Moment Of Loneliness. Man With Cap Sit On Mountain And Watch ToAs Josh did the dishes, his mind wandered to a memory of lost love. He was happier back then. Regrets washed over him.

Frank checked his cellphone the very instant he was left alone. He welcomed the distraction.

Charlie barely noticed the people around him on the bus. He was busy thinking about the mistakes he made that day.

Francis didn’t take her mind off the clock and looked forward to a drink at her favorite bar. She could practically see and taste the dirty Martini that awaited her.

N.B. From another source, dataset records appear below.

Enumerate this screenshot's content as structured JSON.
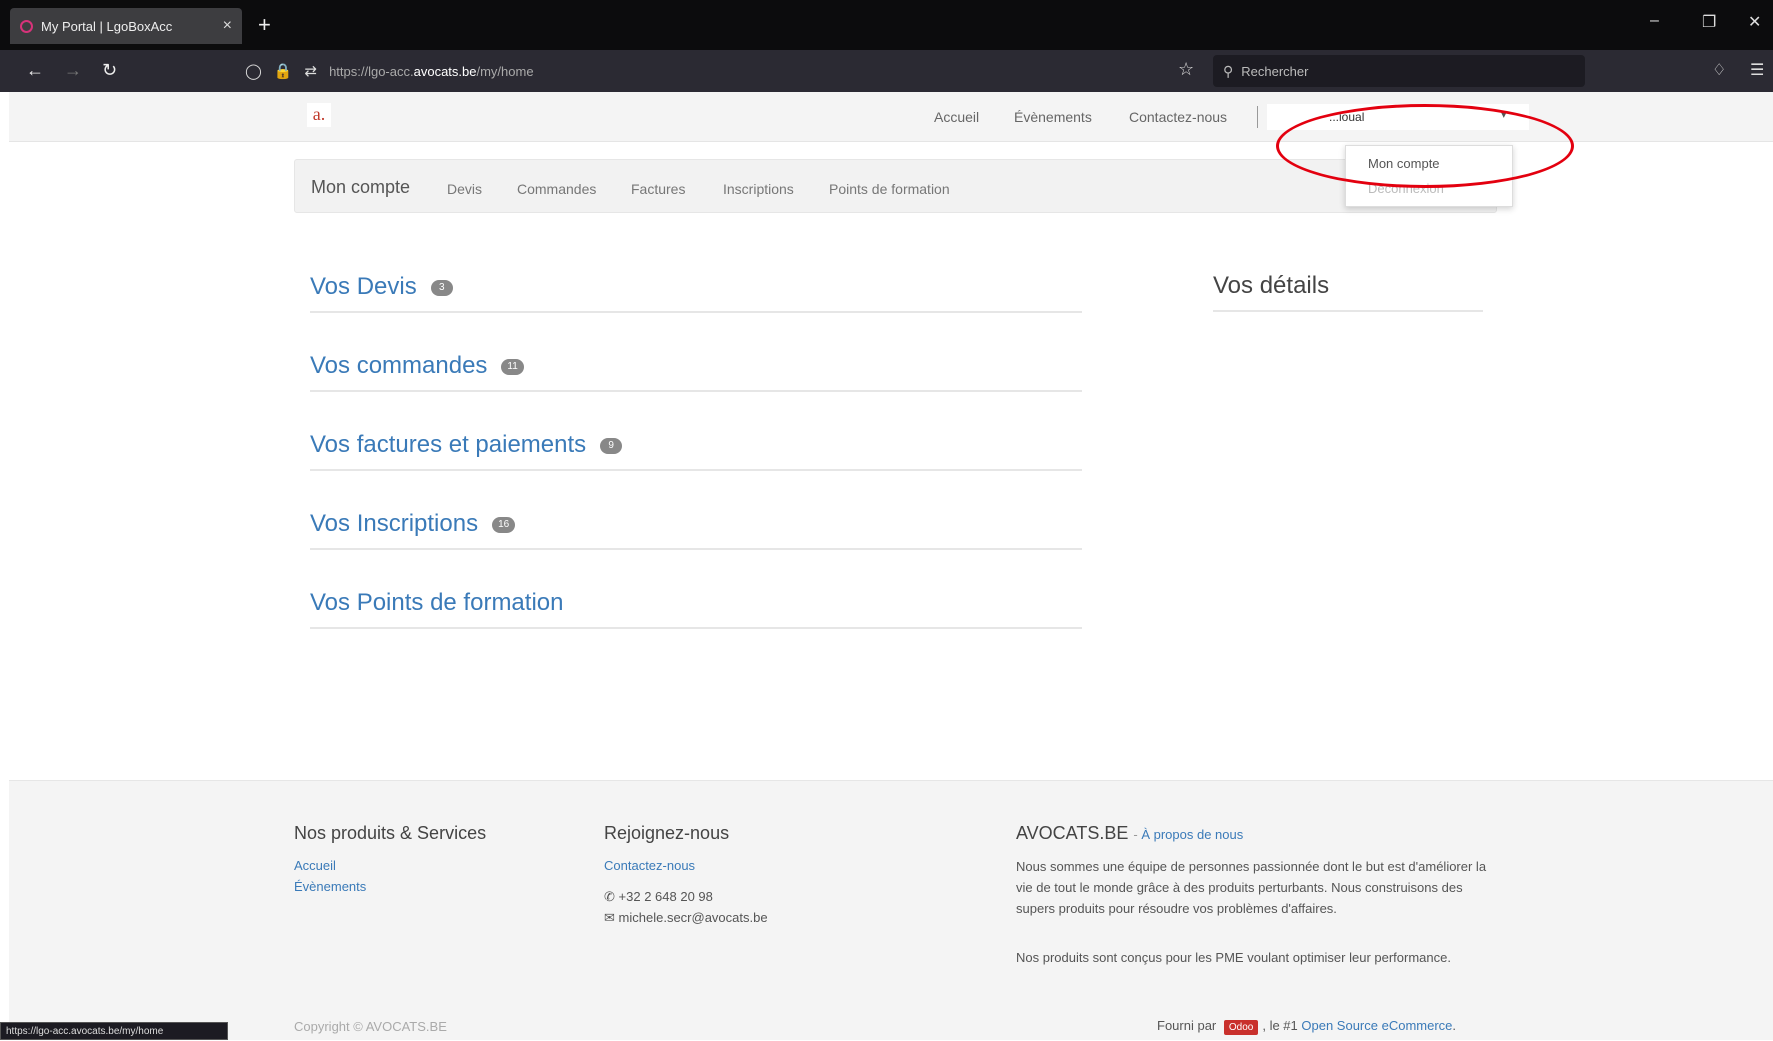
{
  "browser": {
    "tab_title": "My Portal | LgoBoxAcc",
    "tab_close": "×",
    "new_tab": "+",
    "url_prefix": "https://lgo-acc.",
    "url_domain": "avocats.be",
    "url_path": "/my/home",
    "search_placeholder": "Rechercher",
    "status_url": "https://lgo-acc.avocats.be/my/home"
  },
  "header": {
    "logo": "a.",
    "nav": [
      "Accueil",
      "Évènements",
      "Contactez-nous"
    ],
    "user_fragment": "...ioual",
    "user_caret": "▾"
  },
  "dropdown": {
    "items": [
      "Mon compte",
      "Déconnexion"
    ]
  },
  "breadcrumb": {
    "title": "Mon compte",
    "links": [
      "Devis",
      "Commandes",
      "Factures",
      "Inscriptions",
      "Points de formation"
    ]
  },
  "sections": [
    {
      "label": "Vos Devis",
      "count": "3"
    },
    {
      "label": "Vos commandes",
      "count": "11"
    },
    {
      "label": "Vos factures et paiements",
      "count": "9"
    },
    {
      "label": "Vos Inscriptions",
      "count": "16"
    },
    {
      "label": "Vos Points de formation",
      "count": ""
    }
  ],
  "details_title": "Vos détails",
  "footer": {
    "col1_title": "Nos produits & Services",
    "col1_links": [
      "Accueil",
      "Évènements"
    ],
    "col2_title": "Rejoignez-nous",
    "col2_link": "Contactez-nous",
    "phone": "+32 2 648 20 98",
    "email": "michele.secr@avocats.be",
    "col3_title": "AVOCATS.BE",
    "col3_about": "À propos de nous",
    "para1": "Nous sommes une équipe de personnes passionnée dont le but est d'améliorer la vie de tout le monde grâce à des produits perturbants. Nous construisons des supers produits pour résoudre vos problèmes d'affaires.",
    "para2": "Nos produits sont conçus pour les PME voulant optimiser leur performance.",
    "copyright": "Copyright © AVOCATS.BE",
    "powered_prefix": "Fourni par",
    "powered_badge": "Odoo",
    "powered_mid": ", le #1",
    "powered_link": "Open Source eCommerce",
    "powered_suffix": "."
  },
  "colors": {
    "link": "#3a7ab8",
    "annotation": "#e3000f",
    "badge": "#888888"
  }
}
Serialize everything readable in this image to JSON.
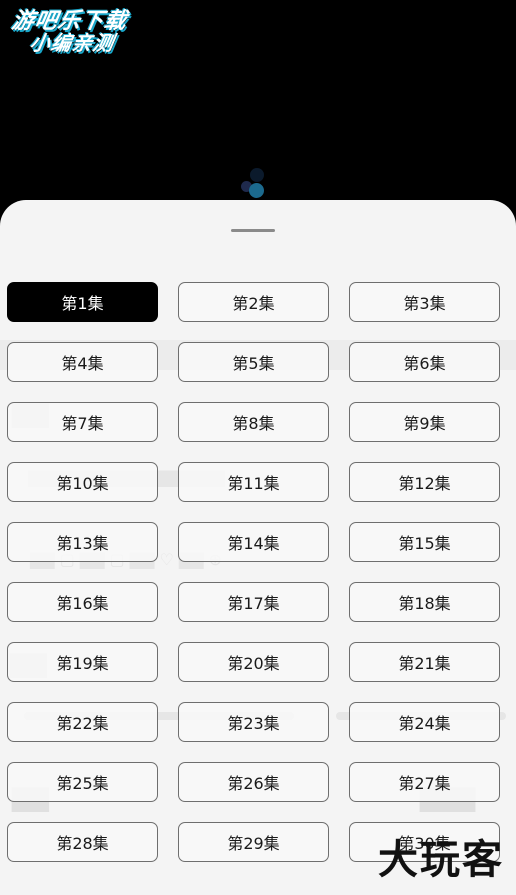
{
  "watermark_top": {
    "line1": "游吧乐下载",
    "line2": "小编亲测"
  },
  "watermark_bottom": {
    "text": "大玩客"
  },
  "player": {
    "state": "loading"
  },
  "episode_picker": {
    "selected_index": 0,
    "episodes": [
      "第1集",
      "第2集",
      "第3集",
      "第4集",
      "第5集",
      "第6集",
      "第7集",
      "第8集",
      "第9集",
      "第10集",
      "第11集",
      "第12集",
      "第13集",
      "第14集",
      "第15集",
      "第16集",
      "第17集",
      "第18集",
      "第19集",
      "第20集",
      "第21集",
      "第22集",
      "第23集",
      "第24集",
      "第25集",
      "第26集",
      "第27集",
      "第28集",
      "第29集",
      "第30集"
    ]
  },
  "colors": {
    "selected_bg": "#000000",
    "selected_text": "#ffffff",
    "button_border": "#6e6e6e",
    "sheet_bg": "#f4f4f4",
    "watermark_outline": "#19a6c9"
  }
}
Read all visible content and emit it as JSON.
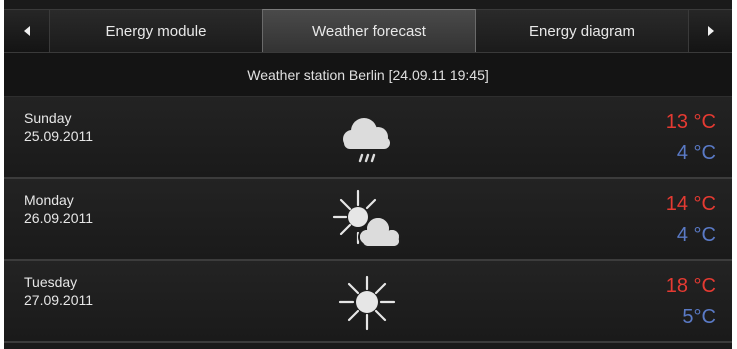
{
  "tabs": {
    "prev_icon": "triangle-left-icon",
    "next_icon": "triangle-right-icon",
    "items": [
      {
        "label": "Energy module",
        "active": false
      },
      {
        "label": "Weather forecast",
        "active": true
      },
      {
        "label": "Energy diagram",
        "active": false
      }
    ]
  },
  "station": {
    "title": "Weather station Berlin [24.09.11 19:45]"
  },
  "forecast": [
    {
      "day": "Sunday",
      "date": "25.09.2011",
      "icon": "cloud-rain-icon",
      "max": "13 °C",
      "min": "4 °C"
    },
    {
      "day": "Monday",
      "date": "26.09.2011",
      "icon": "sun-cloud-icon",
      "max": "14 °C",
      "min": "4 °C"
    },
    {
      "day": "Tuesday",
      "date": "27.09.2011",
      "icon": "sun-icon",
      "max": "18 °C",
      "min": "5°C"
    }
  ],
  "colors": {
    "max_temp": "#e53a32",
    "min_temp": "#5a7ac6",
    "background": "#1a1a1a"
  }
}
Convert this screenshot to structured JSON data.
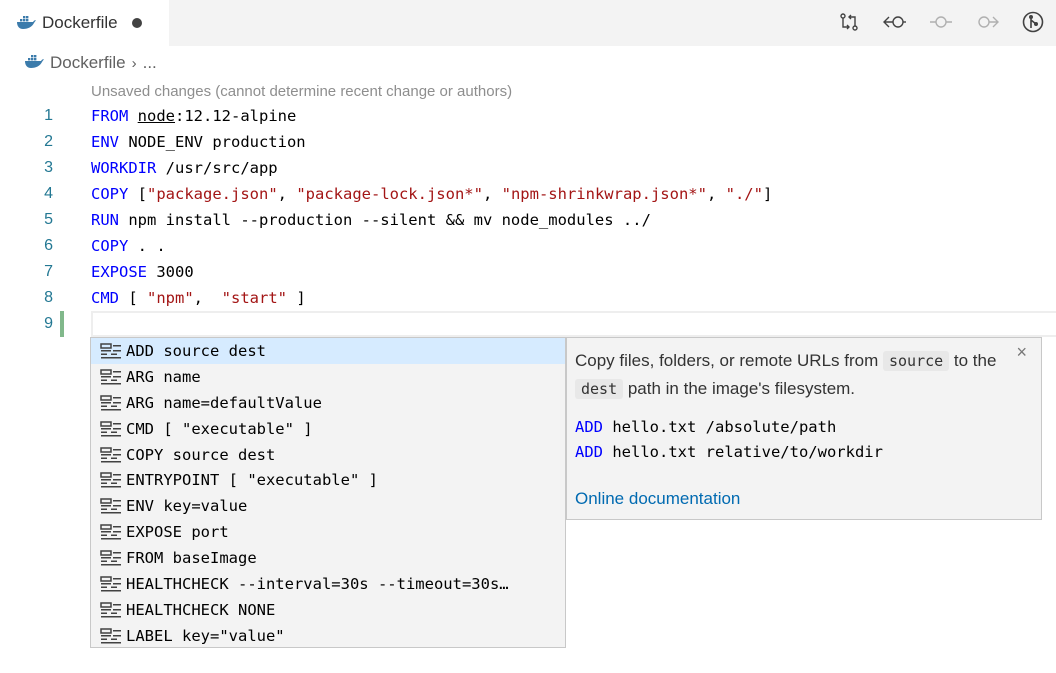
{
  "tab": {
    "label": "Dockerfile",
    "dirty": true,
    "icon": "docker-whale-icon"
  },
  "actions": [
    {
      "name": "open-changes-icon",
      "disabled": false
    },
    {
      "name": "previous-change-icon",
      "disabled": false
    },
    {
      "name": "current-commit-icon",
      "disabled": true
    },
    {
      "name": "next-change-icon",
      "disabled": true
    },
    {
      "name": "git-graph-icon",
      "disabled": false
    }
  ],
  "breadcrumb": {
    "file": "Dockerfile",
    "separator": "›",
    "more": "..."
  },
  "blame": "Unsaved changes (cannot determine recent change or authors)",
  "editor": {
    "lines": [
      {
        "n": "1",
        "kw": "FROM",
        "rest": [
          {
            "t": " "
          },
          {
            "t": "node",
            "c": "ul"
          },
          {
            "t": ":12.12-alpine"
          }
        ]
      },
      {
        "n": "2",
        "kw": "ENV",
        "rest": [
          {
            "t": " NODE_ENV production"
          }
        ]
      },
      {
        "n": "3",
        "kw": "WORKDIR",
        "rest": [
          {
            "t": " /usr/src/app"
          }
        ]
      },
      {
        "n": "4",
        "kw": "COPY",
        "rest": [
          {
            "t": " ["
          },
          {
            "t": "\"package.json\"",
            "c": "str"
          },
          {
            "t": ", "
          },
          {
            "t": "\"package-lock.json*\"",
            "c": "str"
          },
          {
            "t": ", "
          },
          {
            "t": "\"npm-shrinkwrap.json*\"",
            "c": "str"
          },
          {
            "t": ", "
          },
          {
            "t": "\"./\"",
            "c": "str"
          },
          {
            "t": "]"
          }
        ]
      },
      {
        "n": "5",
        "kw": "RUN",
        "rest": [
          {
            "t": " npm install --production --silent && mv node_modules ../"
          }
        ]
      },
      {
        "n": "6",
        "kw": "COPY",
        "rest": [
          {
            "t": " . ."
          }
        ]
      },
      {
        "n": "7",
        "kw": "EXPOSE",
        "rest": [
          {
            "t": " 3000"
          }
        ]
      },
      {
        "n": "8",
        "kw": "CMD",
        "rest": [
          {
            "t": " [ "
          },
          {
            "t": "\"npm\"",
            "c": "str"
          },
          {
            "t": ",  "
          },
          {
            "t": "\"start\"",
            "c": "str"
          },
          {
            "t": " ]"
          }
        ]
      },
      {
        "n": "9",
        "kw": "",
        "rest": [],
        "current": true
      }
    ]
  },
  "suggestions": {
    "selected_index": 0,
    "items": [
      {
        "label": "ADD source dest"
      },
      {
        "label": "ARG name"
      },
      {
        "label": "ARG name=defaultValue"
      },
      {
        "label": "CMD [ \"executable\" ]"
      },
      {
        "label": "COPY source dest"
      },
      {
        "label": "ENTRYPOINT [ \"executable\" ]"
      },
      {
        "label": "ENV key=value"
      },
      {
        "label": "EXPOSE port"
      },
      {
        "label": "FROM baseImage"
      },
      {
        "label": "HEALTHCHECK --interval=30s --timeout=30s…"
      },
      {
        "label": "HEALTHCHECK NONE"
      },
      {
        "label": "LABEL key=\"value\""
      }
    ]
  },
  "details": {
    "desc_part1": "Copy files, folders, or remote URLs from ",
    "desc_code1": "source",
    "desc_part2": " to the ",
    "desc_code2": "dest",
    "desc_part3": " path in the image's filesystem.",
    "example1_kw": "ADD",
    "example1_rest": " hello.txt /absolute/path",
    "example2_kw": "ADD",
    "example2_rest": " hello.txt relative/to/workdir",
    "link": "Online documentation",
    "close": "×"
  },
  "colors": {
    "keyword": "#0000ff",
    "string": "#a31515",
    "line_number": "#237893",
    "selection": "#d6ebff",
    "link": "#006ab1",
    "gutter_added": "#81b88b"
  }
}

We spend most of our time preoccupied with the future and mired in the past.

I am not making a judgment about that. It’s just an observation–something about the natural inclination of the brain. Our minds float away, forgetting to notice we are alive and ok-enough to live in the present moment.  

The present moment is a reality check. When we land solidly in the here and now, we learn about what is actually happening, without the memories of past experiences shaping our next thought. The present moment is a rest stop, a refuge from the unknowable future and the fears and worries of what fate will befall us.

What does it mean to be in the present moment?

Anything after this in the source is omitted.